Decentralized Federated Learning (DFL) enables privacy-preserving collaborative training without centralized servers but remains vulnerable to Byzantine attacks. Existing Byzantine-robust defenses are predicated on exchanging full, high-dimensional model vectors with every neighbor before filtering, an $O(d|\mathcal{N}_i|)$ communication cost incurred regardless of how many neighbors are ultimately rejected. This design choice is sustainable in small-scale experimental settings but becomes a fundamental barrier to deployment as network scale or model size grows. We propose SketchGuard, a framework that decouples Byzantine filtering from aggregation via sketch-based screening. Each client compresses its $d$-dimensional model to a $k$-dimensional Count Sketch ($k \ll d$), exchanges only sketches for neighbor screening, and fetches full models exclusively from accepted neighbors. This eliminates the pre-filtering communication waste of existing defenses: rejected Byzantine neighbors incur only $O(k)$ sketch cost rather than $O(d)$ full-model cost. Communication savings therefore scale with the Byzantine rejection rate: negligible extra overhead in benign conditions, rising to 50-70% total savings when 50-70% of neighbors are rejected. We prove convergence in both strongly convex and non-convex settings, establishing that Count Sketch's distance-preservation guarantee causes sketch-based filtering to deviate from full-precision filtering by at most a $(1+O(ε))$ factor in the effective threshold, a gap that can be made arbitrarily small. Experiments across three non-IID federated benchmarks, five network topologies, and four attack types confirm that SketchGuard matches state-of-the-art robustness (mean TER deviation $\leq$0.5 percentage points) while reducing computation by up to 82%, with robustness remaining stable across compression ratios up to 13,000:1.

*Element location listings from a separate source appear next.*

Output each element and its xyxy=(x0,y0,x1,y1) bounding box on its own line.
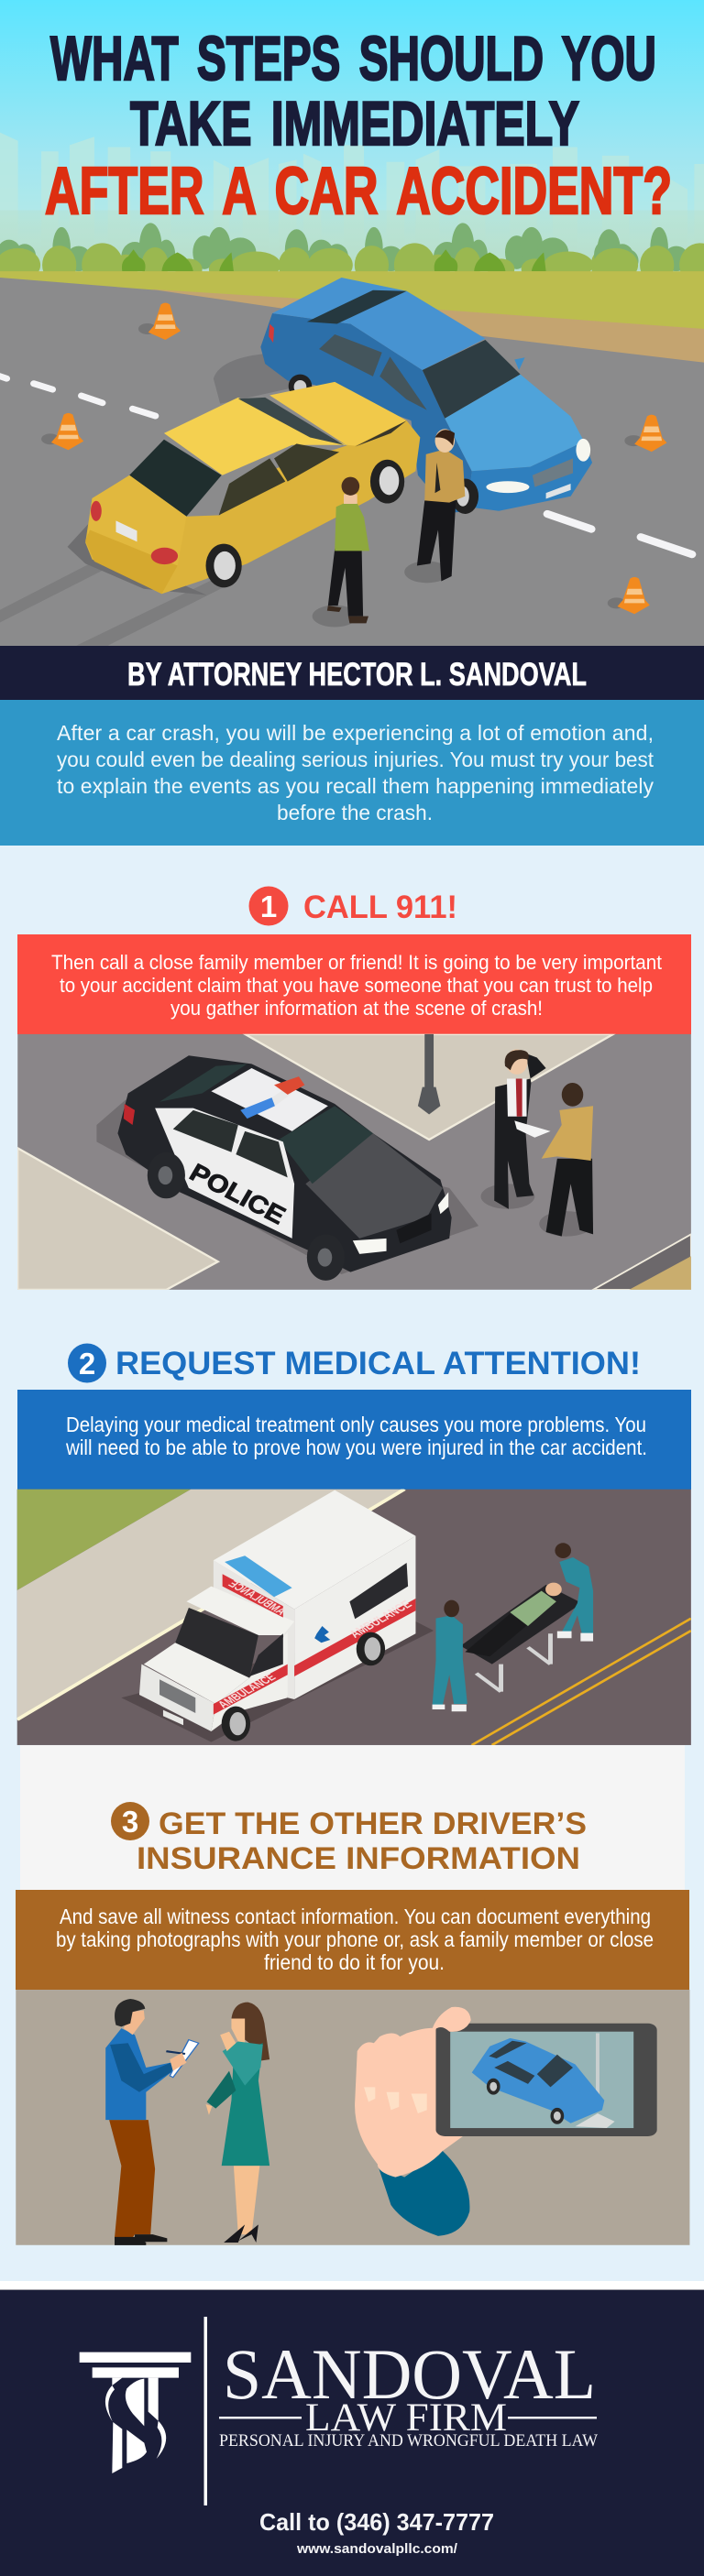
crashed blue car on screen xyxy=(472,2034,615,2128)
city skyline xyxy=(0,133,704,271)
ambulance: AMBULANCE xyxy=(226,1577,290,1617)
man with clipboard xyxy=(105,1999,199,2246)
title xyxy=(45,24,672,228)
firm name: PERSONAL INJURY AND WRONGFUL DEATH LAW xyxy=(219,2431,598,2450)
firm name: SANDOVAL xyxy=(223,2334,596,2414)
man in green sweater xyxy=(313,477,369,628)
step 3 heading: 3 xyxy=(122,1805,138,1839)
medic front xyxy=(433,1600,468,1711)
hand holding phone xyxy=(355,2007,657,2236)
ambulance: AMBULANCE xyxy=(346,1598,415,1640)
lamp post xyxy=(418,1034,440,1114)
step 3 heading: GET THE OTHER DRIVER’S xyxy=(159,1806,587,1841)
step 1 illustration: police car xyxy=(17,1034,691,1290)
step 2 text panel xyxy=(17,1390,691,1490)
step 1 text panel xyxy=(17,934,691,1034)
step 1 heading: CALL 911! xyxy=(303,890,457,925)
step 3 text panel xyxy=(16,1890,689,1990)
medic rear xyxy=(555,1543,593,1642)
stretcher with patient xyxy=(460,1583,582,1692)
grass verge xyxy=(0,271,704,333)
man in suit xyxy=(481,1049,550,1209)
step 1 text panel: Then call a close family member or friend! It is going to be very important xyxy=(51,951,662,974)
intro panel xyxy=(0,700,704,846)
ambulance xyxy=(121,1490,434,1742)
ambulance: AMBULANCE xyxy=(214,1671,279,1710)
step 2 heading: 2 xyxy=(79,1347,95,1381)
intro panel: to explain the events as you recall them happening immediately xyxy=(57,774,654,798)
step 1 heading xyxy=(249,887,457,925)
logo divider xyxy=(204,2317,207,2505)
police car: POLICE xyxy=(185,1158,291,1229)
sky xyxy=(0,0,704,278)
step 3 heading: INSURANCE INFORMATION xyxy=(137,1841,580,1876)
step 3 text panel: And save all witness contact information. You can document everything xyxy=(60,1905,651,1928)
step 3 text panel: friend to do it for you. xyxy=(264,1950,445,1974)
step 2 heading: REQUEST MEDICAL ATTENTION! xyxy=(116,1346,641,1381)
road and sidewalks xyxy=(17,1034,691,1290)
intro panel: before the crash. xyxy=(277,801,433,824)
firm name xyxy=(219,2334,598,2450)
step 2 illustration: ambulance xyxy=(17,1490,691,1745)
byline band: BY ATTORNEY HECTOR L. SANDOVAL xyxy=(127,657,587,693)
road, grass and sidewalk xyxy=(17,1490,691,1745)
step 1 heading: 1 xyxy=(260,890,277,923)
law firm logo mark xyxy=(80,2352,191,2473)
traffic cones xyxy=(41,303,666,614)
step 1 text panel: to your accident claim that you have someone that you can trust to help xyxy=(60,974,653,997)
website: www.sandovalpllc.com/ xyxy=(296,2541,458,2557)
footer xyxy=(0,2289,704,2576)
step 3 illustration xyxy=(16,1990,689,2246)
intro panel: you could even be dealing serious injuries. You must try your best xyxy=(57,748,654,771)
officer xyxy=(539,1083,593,1237)
blue car xyxy=(214,278,592,514)
step 2 text panel: will need to be able to prove how you were injured in the car accident. xyxy=(65,1435,647,1459)
byline band xyxy=(0,646,704,700)
yellow car xyxy=(68,382,420,595)
step 2 text panel: Delaying your medical treatment only causes you more problems. You xyxy=(66,1413,646,1436)
step 3 background panel xyxy=(20,1745,685,1890)
police car xyxy=(96,1055,478,1281)
firm name: LAW FIRM xyxy=(305,2396,507,2440)
woman xyxy=(206,2003,270,2243)
road surface xyxy=(0,278,704,648)
hero illustration: accident scene xyxy=(0,0,704,648)
step 3 heading xyxy=(111,1802,587,1876)
step 1 text panel: you gather information at the scene of crash! xyxy=(170,997,543,1020)
tree line xyxy=(0,223,704,287)
officer xyxy=(404,429,465,583)
skid marks xyxy=(0,563,225,646)
lane dashes xyxy=(0,376,692,554)
intro panel: After a car crash, you will be experiencing a lot of emotion and, xyxy=(57,721,654,745)
dirt shoulder xyxy=(153,289,704,366)
phone number: Call to (346) 347-7777 xyxy=(259,2508,494,2536)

翻译:[translated abstract in Chinese]
去中心化联邦学习(DFL)无需中心化服务器即可实现隐私保护的协作训练,但仍易受拜占庭攻击。现有的拜占庭鲁棒防御机制依赖于在滤波前与每个邻居交换完整的高维模型向量,这会产生$O(d|\mathcal{N}_i|)$的通信开销,且无论最终拒绝多少邻居,该开销始终存在。这种设计在小规模实验场景中可行,但随着网络规模或模型尺寸的增长,它成为部署中的根本性障碍。我们提出SketchGuard框架,该框架通过基于草图筛选将拜占庭滤波与聚合过程解耦。每个客户端将其$d$维模型压缩为$k$维计数草图($k \ll d$),仅交换草图进行邻居筛选,并仅从被接受的邻居处获取完整模型。这消除了现有防御机制中预滤波阶段的通信浪费:被拒绝的拜占庭邻居仅产生$O(k)$的草图成本,而非$O(d)$的完整模型成本。因此通信节省与拜占庭拒绝率成比例:在良性条件下仅产生可忽略的额外开销,而当50-70%的邻居被拒绝时,总节省可达50-70%。我们证明了在强凸和非凸场景下的收敛性,证实了计数草图的距离保持性质使得基于草图的滤波与全精度滤波的有效阈值偏差不超过$(1+O(ε))$因子,该差距可任意缩小。在三个非独立同分布联邦基准测试、五种网络拓扑和四种攻击类型上的实验表明,SketchGuard在实现高达82%计算量缩减的同时,保持了与最先进方法相当的鲁棒性(平均TER偏差$\leq$0.5个百分点),且在高达13,000:1的压缩比下鲁棒性仍保持稳定。